Dos días después de que Lucy se hubiera ido sonó el teléfono. Era Starkey.

– En la vida he visto a un gilipollas con más suerte que tú.

– ¿Quién habla?

– Muy gracioso. Ja, ja.

– ¿Qué tal?

Joe Pike y yo estábamos pintando el porche. Después pensábamos pintar dentro de casa. Luego a lo mejor me ponía a lavar el coche.

– No te molestes -añadí-, pero estoy esperando una llamada de mi abogado. Tengo un asuntillo pendiente. Algo relacionado con un robo con agravantes.

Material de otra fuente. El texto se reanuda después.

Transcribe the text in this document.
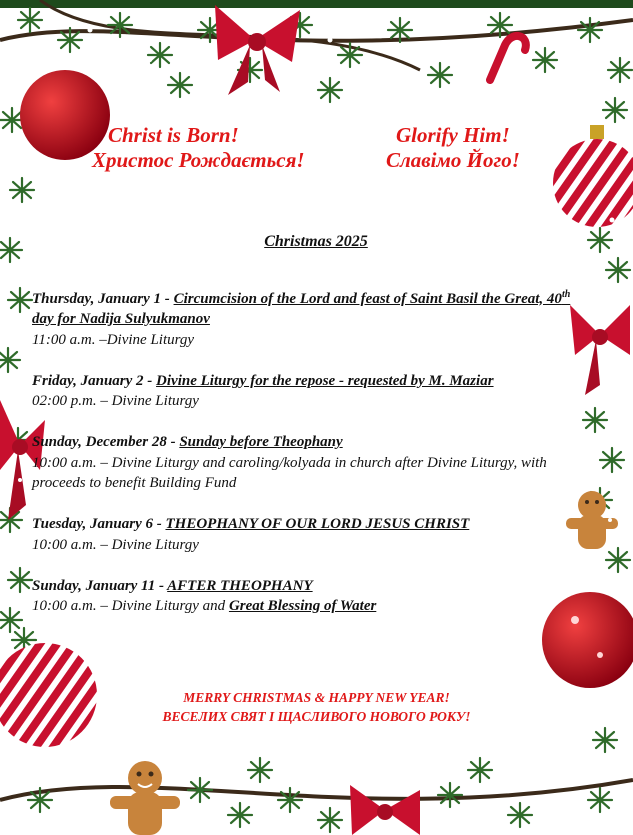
Christ is Born!
Христос Рождається!
Glorify Him!
Славімо Його!
Christmas 2025
Thursday, January 1 - Circumcision of the Lord and feast of Saint Basil the Great, 40th day for Nadija Sulyukmanov
11:00 a.m. –Divine Liturgy
Friday, January 2 - Divine Liturgy for the repose - requested by M. Maziar
02:00 p.m. – Divine Liturgy
Sunday, December 28 - Sunday before Theophany
10:00 a.m. – Divine Liturgy and caroling/kolyada in church after Divine Liturgy, with proceeds to benefit Building Fund
Tuesday, January 6 - THEOPHANY OF OUR LORD JESUS CHRIST
10:00 a.m. – Divine Liturgy
Sunday, January 11 - AFTER THEOPHANY
10:00 a.m. – Divine Liturgy and Great Blessing of Water
MERRY CHRISTMAS & HAPPY NEW YEAR!
ВЕСЕЛИХ СВЯТ І ЩАСЛИВОГО НОВОГО РОКУ!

Pike, que estaba en el otro extremo, giró la cabeza. Tenía las manos y los brazos de color gris por haber estado lijando masilla seca. La oficina postal que habíamos destrozado era propiedad de un tal Fadhim Gerella. Le habíamos pagado los destrozos que habíamos ocasionado en el local, así como una cantidad suplementaria como compensación por el tiempo que había tenido que cerrar el negocio. El señor Gerella había quedado satisfecho y no nos había denunciado, pero el fiscal del distrito de San Gabriel se empeñaba en ir tras nosotros.

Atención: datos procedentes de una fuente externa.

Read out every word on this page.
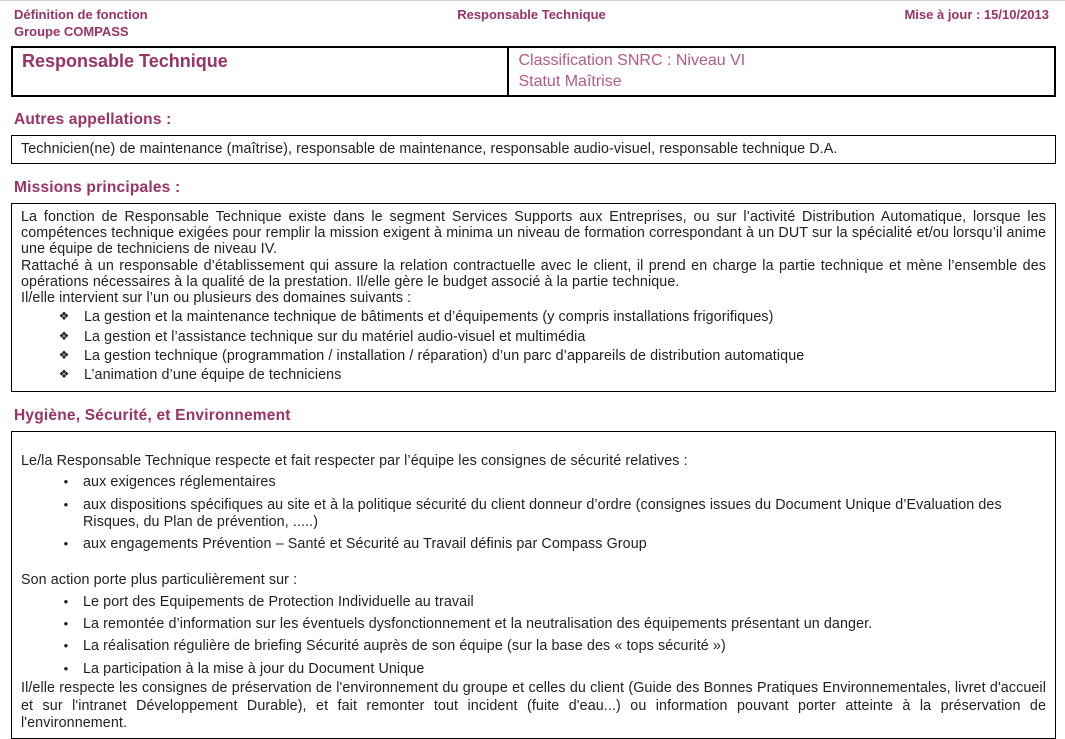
Définition de fonction
Groupe COMPASS
Responsable Technique	Mise à jour : 15/10/2013
Responsable Technique	Classification SNRC : Niveau VI
Statut Maîtrise
Autres appellations :

Technicien(ne) de maintenance (maîtrise), responsable de maintenance, responsable audio-visuel, responsable technique D.A.

Missions principales :

La fonction de Responsable Technique existe dans le segment Services Supports aux Entreprises, ou sur l’activité Distribution Automatique, lorsque les compétences technique exigées pour remplir la mission exigent à minima un niveau de formation correspondant à un DUT sur la spécialité et/ou lorsqu’il anime une équipe de techniciens de niveau IV.

Rattaché à un responsable d’établissement qui assure la relation contractuelle avec le client, il prend en charge la partie technique et mène l’ensemble des opérations nécessaires à la qualité de la prestation. Il/elle gère le budget associé à la partie technique.

Il/elle intervient sur l’un ou plusieurs des domaines suivants :

❖ La gestion et la maintenance technique de bâtiments et d’équipements (y compris installations frigorifiques)
❖ La gestion et l’assistance technique sur du matériel audio-visuel et multimédia
❖ La gestion technique (programmation / installation / réparation) d’un parc d’appareils de distribution automatique
❖ L’animation d’une équipe de techniciens
Hygiène, Sécurité, et Environnement

Le/la Responsable Technique respecte et fait respecter par l’équipe les consignes de sécurité relatives :

• aux exigences réglementaires
• aux dispositions spécifiques au site et à la politique sécurité du client donneur d’ordre (consignes issues du Document Unique d’Evaluation des Risques, du Plan de prévention, .....)
• aux engagements Prévention – Santé et Sécurité au Travail définis par Compass Group

Son action porte plus particulièrement sur :

• Le port des Equipements de Protection Individuelle au travail
• La remontée d’information sur les éventuels dysfonctionnement et la neutralisation des équipements présentant un danger.
• La réalisation régulière de briefing Sécurité auprès de son équipe (sur la base des « tops sécurité »)
• La participation à la mise à jour du Document Unique

Il/elle respecte les consignes de préservation de l'environnement du groupe et celles du client (Guide des Bonnes Pratiques Environnementales, livret d'accueil et sur l'intranet Développement Durable), et fait remonter tout incident (fuite d'eau...) ou information pouvant porter atteinte à la préservation de l'environnement.
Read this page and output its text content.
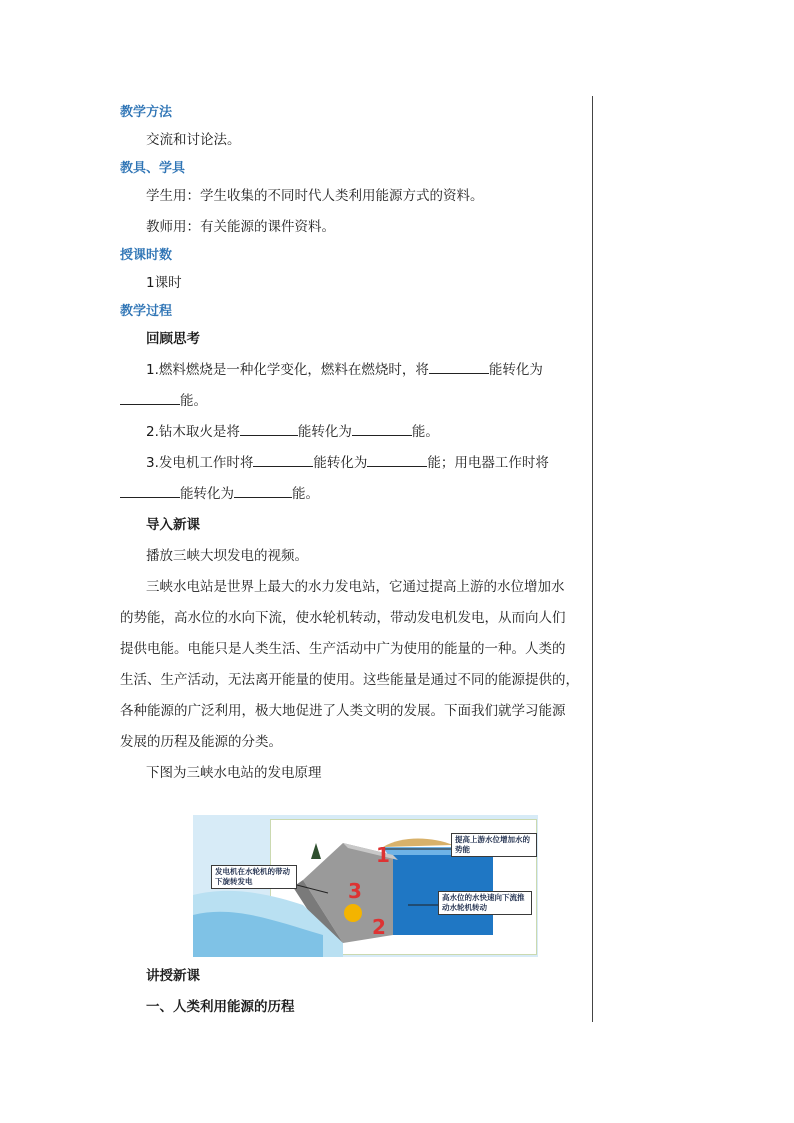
教学方法
交流和讨论法。
教具、学具
学生用：学生收集的不同时代人类利用能源方式的资料。
教师用：有关能源的课件资料。
授课时数
1课时
教学过程
回顾思考
1.燃料燃烧是一种化学变化，燃料在燃烧时，将	能转化为
能。
2.钻木取火是将	能转化为	能。
3.发电机工作时将	能转化为	能；用电器工作时将
能转化为	能。
导入新课
播放三峡大坝发电的视频。
三峡水电站是世界上最大的水力发电站，它通过提高上游的水位增加水
的势能，高水位的水向下流，使水轮机转动，带动发电机发电，从而向人们
提供电能。电能只是人类生活、生产活动中广为使用的能量的一种。人类的
生活、生产活动，无法离开能量的使用。这些能量是通过不同的能源提供的，
各种能源的广泛利用，极大地促进了人类文明的发展。下面我们就学习能源
发展的历程及能源的分类。
下图为三峡水电站的发电原理
1
2
3
提高上游水位增加水的势能
高水位的水快速向下流推动水轮机转动
发电机在水轮机的带动下旋转发电
讲授新课
一、人类利用能源的历程
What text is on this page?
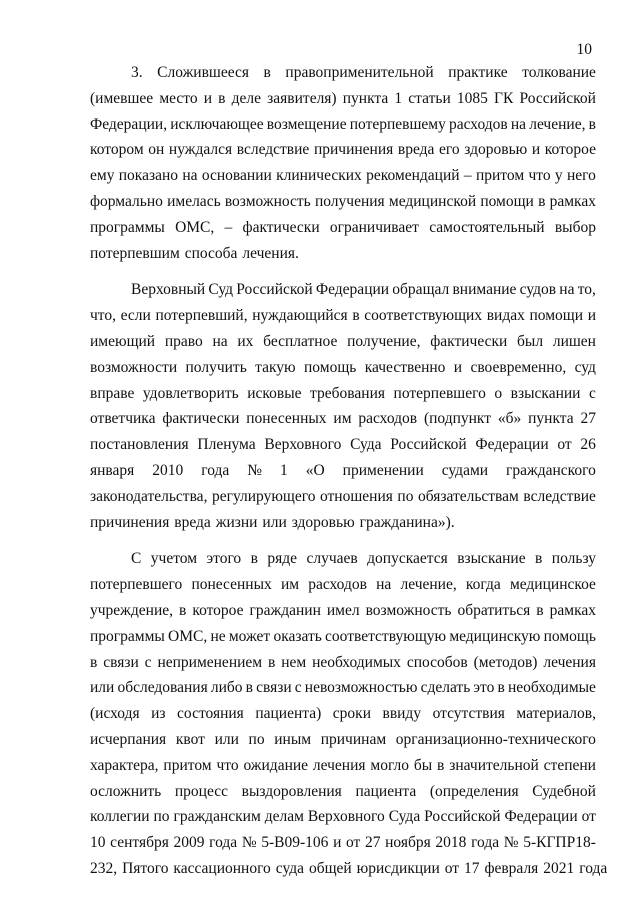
10
3. Сложившееся в правоприменительной практике толкование
(имевшее место и в деле заявителя) пункта 1 статьи 1085 ГК Российской
Федерации, исключающее возмещение потерпевшему расходов на лечение, в
котором он нуждался вследствие причинения вреда его здоровью и которое
ему показано на основании клинических рекомендаций – притом что у него
формально имелась возможность получения медицинской помощи в рамках
программы ОМС, – фактически ограничивает самостоятельный выбор
потерпевшим способа лечения.
Верховный Суд Российской Федерации обращал внимание судов на то,
что, если потерпевший, нуждающийся в соответствующих видах помощи и
имеющий право на их бесплатное получение, фактически был лишен
возможности получить такую помощь качественно и своевременно, суд
вправе удовлетворить исковые требования потерпевшего о взыскании с
ответчика фактически понесенных им расходов (подпункт «б» пункта 27
постановления Пленума Верховного Суда Российской Федерации от 26
января 2010 года № 1 «О применении судами гражданского
законодательства, регулирующего отношения по обязательствам вследствие
причинения вреда жизни или здоровью гражданина»).
С учетом этого в ряде случаев допускается взыскание в пользу
потерпевшего понесенных им расходов на лечение, когда медицинское
учреждение, в которое гражданин имел возможность обратиться в рамках
программы ОМС, не может оказать соответствующую медицинскую помощь
в связи с неприменением в нем необходимых способов (методов) лечения
или обследования либо в связи с невозможностью сделать это в необходимые
(исходя из состояния пациента) сроки ввиду отсутствия материалов,
исчерпания квот или по иным причинам организационно-технического
характера, притом что ожидание лечения могло бы в значительной степени
осложнить процесс выздоровления пациента (определения Судебной
коллегии по гражданским делам Верховного Суда Российской Федерации от
10 сентября 2009 года № 5-В09-106 и от 27 ноября 2018 года № 5-КГПР18-
232, Пятого кассационного суда общей юрисдикции от 17 февраля 2021 года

– Sí que te va a llamar tu abogado -anunció Starkey-, pero antes te voy a dar yo la noticia.

– ¿Qué noticia?

Pike aguzó el oído.

– Acabo de hablar del tema con un colega de Parker. Estás fuera de peligro, Cole, y tu amiguito, el que va pegado a unas gafas de sol, también. Los gobiernos de Sierra Leona, Angola y El Salvador han intercedido por vosotros. Son tres gobiernos de tres países, joder. Sois dos colgados, pero habéis conseguido atrapar a tres cabrones acusados de genocidio. No, si hasta os darán una medalla.

Me senté en el suelo.

– No te oigo, Cole -dijo-. ¿Estás ahí?

– Espera.

Tapé la bocina con la mano e informé a Pike, que siguió lijando y no levantó la cabeza ni por un instante.

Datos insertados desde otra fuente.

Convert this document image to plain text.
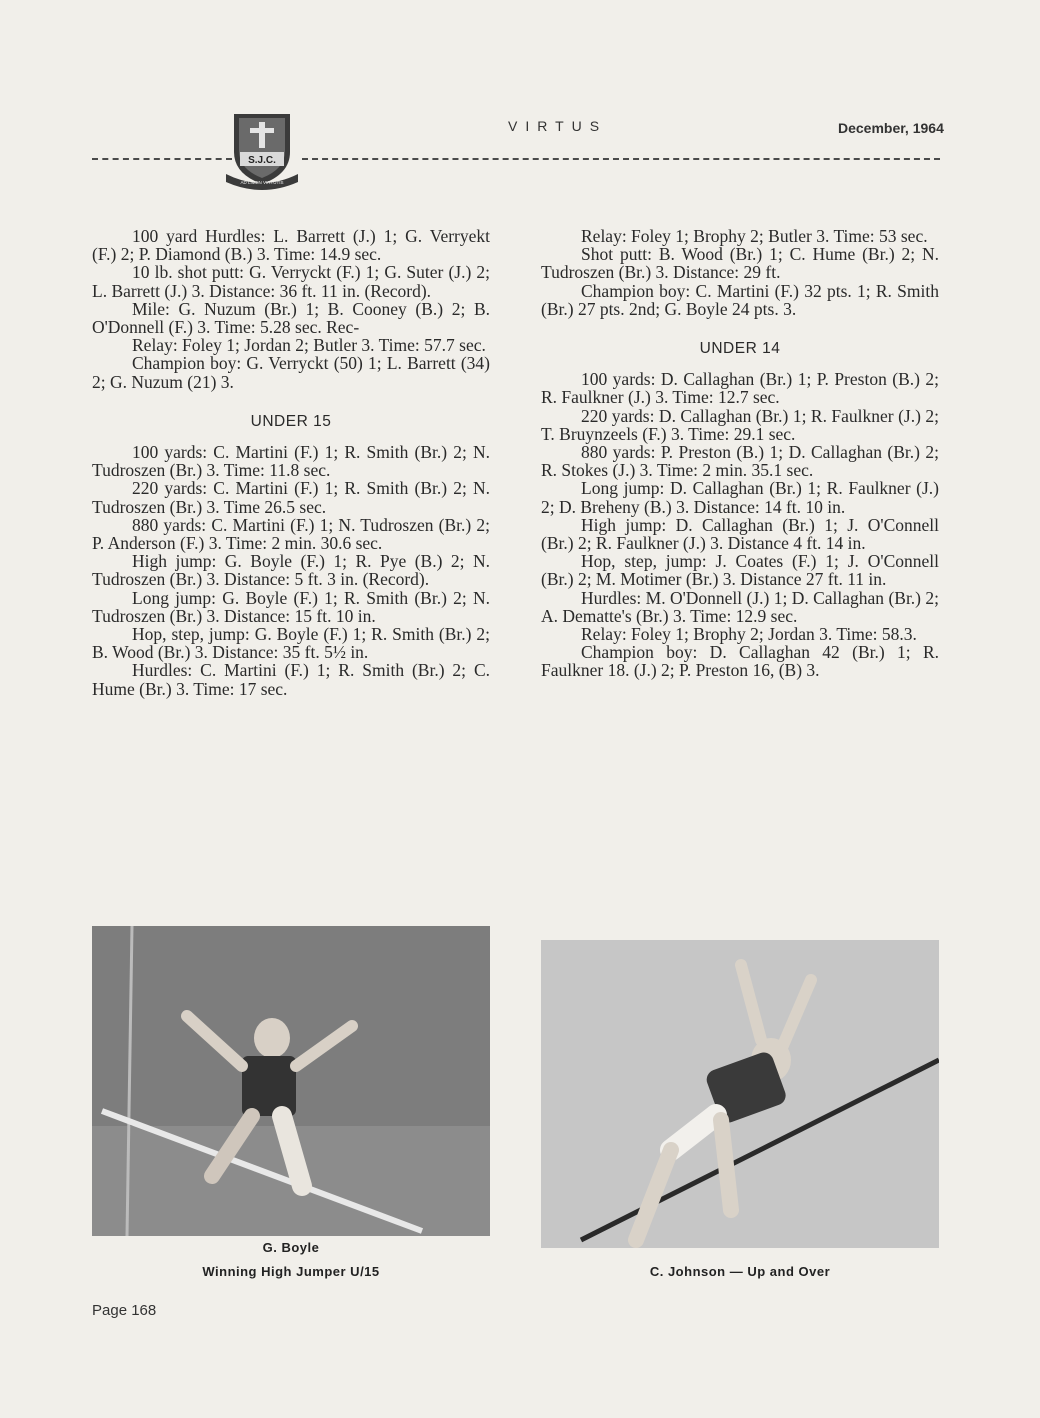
S.J.C.
AD LIMEN VIRTUTIS
VIRTUS	December, 1964

100 yard Hurdles: L. Barrett (J.) 1; G. Verryekt (F.) 2; P. Diamond (B.) 3. Time: 14.9 sec.

10 lb. shot putt: G. Verryckt (F.) 1; G. Suter (J.) 2; L. Barrett (J.) 3. Distance: 36 ft. 11 in. (Record).

Mile: G. Nuzum (Br.) 1; B. Cooney (B.) 2; B. O'Donnell (F.) 3. Time: 5.28 sec. Rec-

Relay: Foley 1; Jordan 2; Butler 3. Time: 57.7 sec.

Champion boy: G. Verryckt (50) 1; L. Barrett (34) 2; G. Nuzum (21) 3.

UNDER 15

100 yards: C. Martini (F.) 1; R. Smith (Br.) 2; N. Tudroszen (Br.) 3. Time: 11.8 sec.

220 yards: C. Martini (F.) 1; R. Smith (Br.) 2; N. Tudroszen (Br.) 3. Time 26.5 sec.

880 yards: C. Martini (F.) 1; N. Tudroszen (Br.) 2; P. Anderson (F.) 3. Time: 2 min. 30.6 sec.

High jump: G. Boyle (F.) 1; R. Pye (B.) 2; N. Tudroszen (Br.) 3. Distance: 5 ft. 3 in. (Record).

Long jump: G. Boyle (F.) 1; R. Smith (Br.) 2; N. Tudroszen (Br.) 3. Distance: 15 ft. 10 in.

Hop, step, jump: G. Boyle (F.) 1; R. Smith (Br.) 2; B. Wood (Br.) 3. Distance: 35 ft. 5½ in.

Hurdles: C. Martini (F.) 1; R. Smith (Br.) 2; C. Hume (Br.) 3. Time: 17 sec.

Relay: Foley 1; Brophy 2; Butler 3. Time: 53 sec.

Shot putt: B. Wood (Br.) 1; C. Hume (Br.) 2; N. Tudroszen (Br.) 3. Distance: 29 ft.

Champion boy: C. Martini (F.) 32 pts. 1; R. Smith (Br.) 27 pts. 2nd; G. Boyle 24 pts. 3.

UNDER 14

100 yards: D. Callaghan (Br.) 1; P. Preston (B.) 2; R. Faulkner (J.) 3. Time: 12.7 sec.

220 yards: D. Callaghan (Br.) 1; R. Faulkner (J.) 2; T. Bruynzeels (F.) 3. Time: 29.1 sec.

880 yards: P. Preston (B.) 1; D. Callaghan (Br.) 2; R. Stokes (J.) 3. Time: 2 min. 35.1 sec.

Long jump: D. Callaghan (Br.) 1; R. Faulkner (J.) 2; D. Breheny (B.) 3. Distance: 14 ft. 10 in.

High jump: D. Callaghan (Br.) 1; J. O'Connell (Br.) 2; R. Faulkner (J.) 3. Distance 4 ft. 14 in.

Hop, step, jump: J. Coates (F.) 1; J. O'Connell (Br.) 2; M. Motimer (Br.) 3. Distance 27 ft. 11 in.

Hurdles: M. O'Donnell (J.) 1; D. Callaghan (Br.) 2; A. Dematte's (Br.) 3. Time: 12.9 sec.

Relay: Foley 1; Brophy 2; Jordan 3. Time: 58.3.

Champion boy: D. Callaghan 42 (Br.) 1; R. Faulkner 18. (J.) 2; P. Preston 16, (B) 3.

G. Boyle
Winning High Jumper U/15	C. Johnson — Up and Over
Page 168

– Esto se merece una celebración, ¿no? Va, invito a sushi y a ocho o diez copas -propuso Starkey-. Mejor aún, ¿qué te parece si me dejo invitar? Salgo barata. Como no bebo…

– ¿Quieres sacamos a tomar algo?

– A Pike no, idiota. Sólo a ti.

– Starkey, ¿estás pidiéndome una cita?

– Pero, hombre, qué creído eres.

Me limpié el sudor y el polvo de los ojos y me quedé mirando la inmensidad del cañón.